Cyclooxygenase enzymes (COX-1 and COX-2) are bifunctional homodimeric enzymes which catalyze the biological oxidation of arachidonic acid and biosynthesis of the proinflammatory prostaglandins, such as PGD2, PGE2, PGF2α and PGI2. COX-1 isoform is a constitutive form distributed in most tissues where it performs mostly physiological functions of the gastrointestinal organs, the kidneys, and platelets. The enzyme COX-2 is an inducible form, expressed during inflammation and with only minor physiological functions like stimulating prostacyclin (PGI2) production and thus preventing platelet aggregation. Both of these enzymes (COX-1 and COX-2) convert arachidonic acid into prostaglandin, which leads to pain and inflammation1,2.

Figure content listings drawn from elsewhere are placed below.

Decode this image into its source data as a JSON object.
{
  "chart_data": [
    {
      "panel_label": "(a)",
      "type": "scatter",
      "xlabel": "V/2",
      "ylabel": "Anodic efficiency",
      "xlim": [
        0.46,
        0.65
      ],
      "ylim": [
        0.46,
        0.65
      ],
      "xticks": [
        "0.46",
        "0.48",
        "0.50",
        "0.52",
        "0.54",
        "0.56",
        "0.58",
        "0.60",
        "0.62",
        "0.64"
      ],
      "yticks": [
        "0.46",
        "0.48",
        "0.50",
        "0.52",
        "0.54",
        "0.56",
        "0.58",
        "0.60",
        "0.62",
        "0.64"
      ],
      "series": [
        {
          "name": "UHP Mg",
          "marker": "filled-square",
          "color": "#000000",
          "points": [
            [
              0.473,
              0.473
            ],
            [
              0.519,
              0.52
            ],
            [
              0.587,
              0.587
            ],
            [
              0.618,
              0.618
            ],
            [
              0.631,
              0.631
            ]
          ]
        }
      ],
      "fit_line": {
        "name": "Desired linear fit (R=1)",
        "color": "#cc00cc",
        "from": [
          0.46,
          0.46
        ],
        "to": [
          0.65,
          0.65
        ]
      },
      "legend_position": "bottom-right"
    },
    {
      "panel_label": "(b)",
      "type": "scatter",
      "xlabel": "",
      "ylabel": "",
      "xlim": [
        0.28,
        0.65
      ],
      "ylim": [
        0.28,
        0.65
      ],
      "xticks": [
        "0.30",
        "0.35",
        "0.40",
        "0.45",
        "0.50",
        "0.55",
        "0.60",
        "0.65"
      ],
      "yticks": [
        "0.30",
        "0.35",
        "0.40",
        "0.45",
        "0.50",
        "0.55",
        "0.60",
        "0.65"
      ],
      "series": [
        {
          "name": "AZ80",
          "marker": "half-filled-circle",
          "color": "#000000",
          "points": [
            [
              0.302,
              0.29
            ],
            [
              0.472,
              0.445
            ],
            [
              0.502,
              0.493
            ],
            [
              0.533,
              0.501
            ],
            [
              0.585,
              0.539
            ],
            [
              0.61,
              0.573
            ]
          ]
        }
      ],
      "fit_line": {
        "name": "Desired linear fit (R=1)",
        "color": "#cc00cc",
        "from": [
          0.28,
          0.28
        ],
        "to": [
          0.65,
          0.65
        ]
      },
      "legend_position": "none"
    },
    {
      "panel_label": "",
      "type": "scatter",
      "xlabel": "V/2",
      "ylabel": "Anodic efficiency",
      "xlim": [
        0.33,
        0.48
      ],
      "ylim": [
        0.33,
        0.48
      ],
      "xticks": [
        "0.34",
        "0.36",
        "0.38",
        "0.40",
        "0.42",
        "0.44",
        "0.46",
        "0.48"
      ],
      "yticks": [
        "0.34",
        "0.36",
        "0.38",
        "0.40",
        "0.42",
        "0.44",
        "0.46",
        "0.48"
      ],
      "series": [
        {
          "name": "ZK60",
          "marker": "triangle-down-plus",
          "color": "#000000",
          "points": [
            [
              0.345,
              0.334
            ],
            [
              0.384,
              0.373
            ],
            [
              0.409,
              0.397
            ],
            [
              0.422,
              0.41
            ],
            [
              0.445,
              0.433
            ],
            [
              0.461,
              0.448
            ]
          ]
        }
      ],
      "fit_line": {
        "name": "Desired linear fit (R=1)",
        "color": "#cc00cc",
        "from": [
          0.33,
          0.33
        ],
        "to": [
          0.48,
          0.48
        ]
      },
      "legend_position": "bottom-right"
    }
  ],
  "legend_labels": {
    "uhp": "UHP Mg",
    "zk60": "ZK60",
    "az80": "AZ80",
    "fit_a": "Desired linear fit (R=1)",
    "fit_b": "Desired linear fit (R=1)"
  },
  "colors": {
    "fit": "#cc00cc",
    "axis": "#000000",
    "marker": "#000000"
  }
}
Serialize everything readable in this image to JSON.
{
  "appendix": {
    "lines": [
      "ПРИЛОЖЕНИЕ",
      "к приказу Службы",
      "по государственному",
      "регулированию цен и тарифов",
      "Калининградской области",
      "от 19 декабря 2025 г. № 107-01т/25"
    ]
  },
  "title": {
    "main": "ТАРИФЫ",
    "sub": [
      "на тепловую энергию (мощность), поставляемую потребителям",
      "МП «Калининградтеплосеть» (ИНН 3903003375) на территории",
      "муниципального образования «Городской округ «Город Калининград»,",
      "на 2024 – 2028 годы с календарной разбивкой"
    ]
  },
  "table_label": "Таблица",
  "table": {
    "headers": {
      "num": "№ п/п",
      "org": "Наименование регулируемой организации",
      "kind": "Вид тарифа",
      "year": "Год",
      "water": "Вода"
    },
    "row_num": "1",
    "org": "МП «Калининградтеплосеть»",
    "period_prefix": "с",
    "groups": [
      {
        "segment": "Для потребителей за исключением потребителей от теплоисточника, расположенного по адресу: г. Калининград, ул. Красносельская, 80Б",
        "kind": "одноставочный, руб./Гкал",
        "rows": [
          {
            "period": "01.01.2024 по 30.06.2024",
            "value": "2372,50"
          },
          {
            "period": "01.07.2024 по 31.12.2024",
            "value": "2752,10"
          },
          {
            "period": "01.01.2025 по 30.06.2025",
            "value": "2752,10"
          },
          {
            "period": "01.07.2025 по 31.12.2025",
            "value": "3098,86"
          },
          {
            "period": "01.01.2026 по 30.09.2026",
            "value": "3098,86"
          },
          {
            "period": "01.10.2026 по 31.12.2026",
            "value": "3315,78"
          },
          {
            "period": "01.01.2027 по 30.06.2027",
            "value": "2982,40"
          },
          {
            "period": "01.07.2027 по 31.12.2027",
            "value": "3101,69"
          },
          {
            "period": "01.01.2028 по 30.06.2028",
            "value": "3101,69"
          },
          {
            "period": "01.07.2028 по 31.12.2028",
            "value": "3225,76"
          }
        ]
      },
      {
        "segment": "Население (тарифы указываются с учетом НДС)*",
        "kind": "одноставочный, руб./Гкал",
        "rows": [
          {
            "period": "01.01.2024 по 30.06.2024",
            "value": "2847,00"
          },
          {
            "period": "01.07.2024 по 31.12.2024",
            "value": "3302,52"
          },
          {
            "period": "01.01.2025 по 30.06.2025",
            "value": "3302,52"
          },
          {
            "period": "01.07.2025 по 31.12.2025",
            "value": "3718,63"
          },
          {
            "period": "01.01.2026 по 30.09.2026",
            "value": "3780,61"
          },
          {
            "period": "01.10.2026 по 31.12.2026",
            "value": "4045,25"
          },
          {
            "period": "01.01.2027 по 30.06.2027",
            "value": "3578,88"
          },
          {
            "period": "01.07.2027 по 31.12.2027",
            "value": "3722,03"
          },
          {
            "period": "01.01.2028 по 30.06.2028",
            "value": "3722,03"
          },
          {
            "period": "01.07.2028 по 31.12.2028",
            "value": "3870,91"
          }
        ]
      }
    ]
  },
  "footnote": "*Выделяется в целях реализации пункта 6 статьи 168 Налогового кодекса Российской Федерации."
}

The design of selective cyclooxygenase inhibitors has been of great interest over the past few years due to side effects associated with existing nonsteroidal anti-inflammatory drugs (NSAIDs) that inhibit both COX-1 and COX-2. This study aims to investigate the molecular docking of S-alkyl derivatives of thiosalicylic acid (S-benzyl, S-methyl, S-ethyl, S-propyl and S-butyl) towards COX-1 and COX-2 enzymes. Molecular docking studies were performed in order to explain the possible interactions between the inhibitors and both COX isoforms binding pockets. The docking studies were analysed with AutoDock Vina program. The crystal structures of the enzymes (COX-1 and COX-2), complexed with co-crystallized ligands, were obtained from Protein Data Bank (PDB ID: 1HT5 and 4FM5).
COX-1 and COX-2 enzymes have very similar amino acid sequences. The ligand binding analysis in the active site of COX-1 showed that S-benzyl, S-propyl and S-butyl derivatives of thiosalicylic acid possess the best interactions. S-butyl derivative of thiosalicylic acid shows unique binding mode and forms five key binding interactions (Ala527, Leu352, Ser530, Val349 and Tyr355) with active site of COX-1. S-benzyl, S-ethyl, S-propyl and S-butyl derivatives of thiosalicylic acid possess some of the key binding interactions with the active site of COX-2. The docking results indicated that S-butyl derivative of thiosalicylic acid shows the key binding interactions (Leu352, Ser530, Val349, Tyr355, Ala527 and Gly526) with selected target. Binding energies of all tested compounds were similar to the corresponding co-crystallized ligands for both targets (COX-1 and COX-2).
References:
- Fitzpatrick FA. Cyclooxygenase enzymes: regulation and function. Curr Pharm Des. 2004; 10(6): 577-88.
- Rao P, Knaus EE. Evolution of nonsteroidal anti-inflammatory drugs (NSAIDs): cyclooxygenase (COX) inhibition and beyond. J Pharm Pharm Sci. 2008; 11(2): 81-110.